Arch: Flyers learned how to win from last year’s run

Although the Dayton Flyers say last year’s run to the Elite Eight gave them a wealth of knowledge to bank on in this year’s NCAA Tournament, one player admits he has learned a valuable new lesson this postseason.

“I now double knot my pants,” Dyshawn Pierre said a bit sheepishly Saturday. “You won’t see that happen again.”

The soft-spoken forward from Canada was talking about the incident last Wednesday night that suddenly made him the most famous Flyer.

It happened when his basketball trunks got yanked to his ankles as he was leaping up for a rebound against Boise State in a First Four game at UD Arena.

Actually, the foot of teammate Kyle Davis, also going up for the rebound, became entangled in Pierre’s pants and that quickly left the 6-foot-6 junior cradling the basketball in the crook of his right arm as he used his left hand to reach down and pull his trunks back up over his white undergarments.

The move was caught by television cameras and still photographers and soon became a social media hit.

“I got a couple of wild responses,” Pierre said with a shrug. “I saw it on ESPN and TMZ was going to do a story on it. And I had someone actually reenact the picture, that was pretty funny.”

So going into tonight’s NCAA Tournament game with Oklahoma at Nationwide Arena, the 27-8 Flyers have imitators and vocal supporters — Dayton fans turned the downtown Columbus arena into UD Arena East in the 66-53 victory over Providence late Friday night — and they even have an admirer on the opposing bemch.
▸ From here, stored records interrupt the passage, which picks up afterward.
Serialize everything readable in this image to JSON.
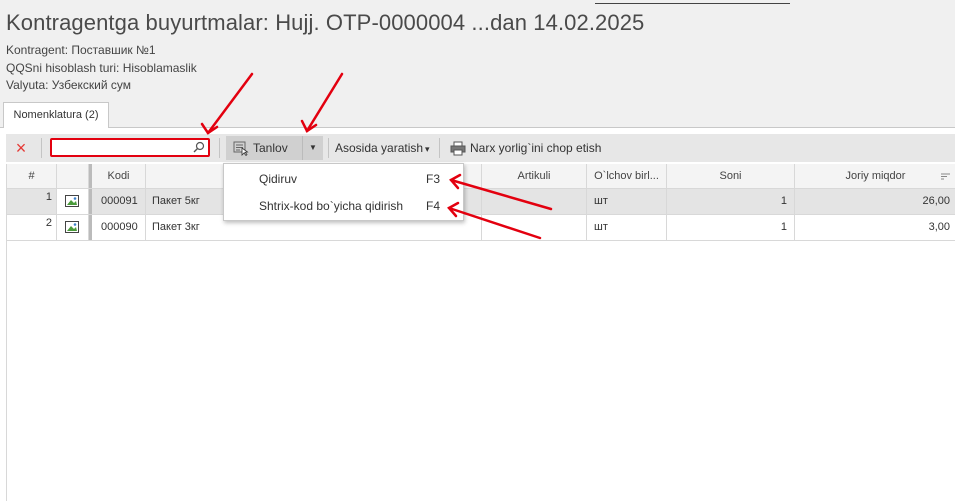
{
  "window": {
    "title": "Kontragentga buyurtmalar: Hujj. OTP-0000004 ...dan 14.02.2025"
  },
  "info": {
    "contragent": "Kontragent: Поставшик №1",
    "calc_type": "QQSni hisoblash turi: Hisoblamaslik",
    "currency": "Valyuta: Узбекский сум"
  },
  "tabs": [
    {
      "label": "Nomenklatura (2)",
      "active": true
    }
  ],
  "toolbar": {
    "delete_icon": "×",
    "search": {
      "value": "",
      "placeholder": ""
    },
    "tanlov_label": "Tanlov",
    "tanlov_arrow": "▼",
    "asosida_label": "Asosida yaratish",
    "asosida_arrow": "▾",
    "narx_label": "Narx yorlig`ini chop etish"
  },
  "dropdown": {
    "items": [
      {
        "label": "Qidiruv",
        "shortcut": "F3"
      },
      {
        "label": "Shtrix-kod bo`yicha qidirish",
        "shortcut": "F4"
      }
    ]
  },
  "table": {
    "columns": {
      "num": "#",
      "image": "",
      "kodi": "Kodi",
      "name": "",
      "artikuli": "Artikuli",
      "unit": "O`lchov birl...",
      "soni": "Soni",
      "miqdor": "Joriy miqdor"
    },
    "rows": [
      {
        "num": "1",
        "kodi": "000091",
        "name": "Пакет 5кг",
        "artikuli": "",
        "unit": "шт",
        "soni": "1",
        "miqdor": "26,00",
        "selected": true
      },
      {
        "num": "2",
        "kodi": "000090",
        "name": "Пакет 3кг",
        "artikuli": "",
        "unit": "шт",
        "soni": "1",
        "miqdor": "3,00",
        "selected": false
      }
    ]
  },
  "colors": {
    "annotation_red": "#e3000f",
    "delete_red": "#e53935",
    "toolbar_bg": "#e7e7e7",
    "selected_row": "#e4e4e4"
  }
}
“What they’ve done the last few years with Coach Miller is fantastic,” Oklahoma coach Lon Kruger said Saturday. “He’s done a terrific job and they certainly win. Their players carry themselves like they expect to win and they have won. I think everyone looks at Dayton with a great deal of respect.”

That primarily goes back to last season when the Flyers captured the imaginations of the college basketball world — and certainly the hearts of their own city — by topping Ohio State, Syracuse and Stanford in the NCAA Tournament before eventually falling to Florida.

This year they’ve now topped Boise State and Providence.

Coming into tonight’s game, that makes them 5-1 in the NCAA Tournament over two years..

And that was a point Archie Miller brought home to his team before it played No. 6 seed and slightly favored Providence here.

Senior guard Jordan Sibert said their coach told them they’ve won four tournament games and Providence hadn’t won any.

“And in that we were able to turn it on and keep it on,” Sibert said. “It’s all a mindset. Winning is a mindset and now we understand how to do it. Especially after last year, you kind of get used to the feeling of what it’s like to be on the biggest stage in college basketball. You get used to the lights and you get used to just being in the atmosphere.”

Miller agreed: “There are five players — Bobby (Wehrli) didn’t play last year — who played the majority of our minutes last year that have five NCAA Tournament wins (now). That’s a heck of a deal. It’s hard to get one win let alone five of them. And I think when they take the floor they know what it feels like.

“Last year created a confidence and it’s carried over to this year. “

Pierre, though, saw a difference between the two seasons: “We were excited last year, but we maybe were a little more unsure of what to expect. Now we know what it’s like: The fans and the atmosphere and just grinding out each war to make sure we come out on top.”

With that experience, the 11th-seeded Flyers don’t especially like to be called a Cinderella team, as some folks nationally have done.

“Some people may see our seed and think that, but for us we’ve been here before,” said Wehrli. “We’re no Cinderella story.”

Sophomore forward Kendall Pollard felt the same way: “The rest of the country should feel that way too, but obviously some of them don’t. But that doesn’t bother me.

“What (ticks) me off is Charles Barkley picks us to lose every game — even when we keep winning. I don’t know, maybe he needs to listen to Clark Kellogg.”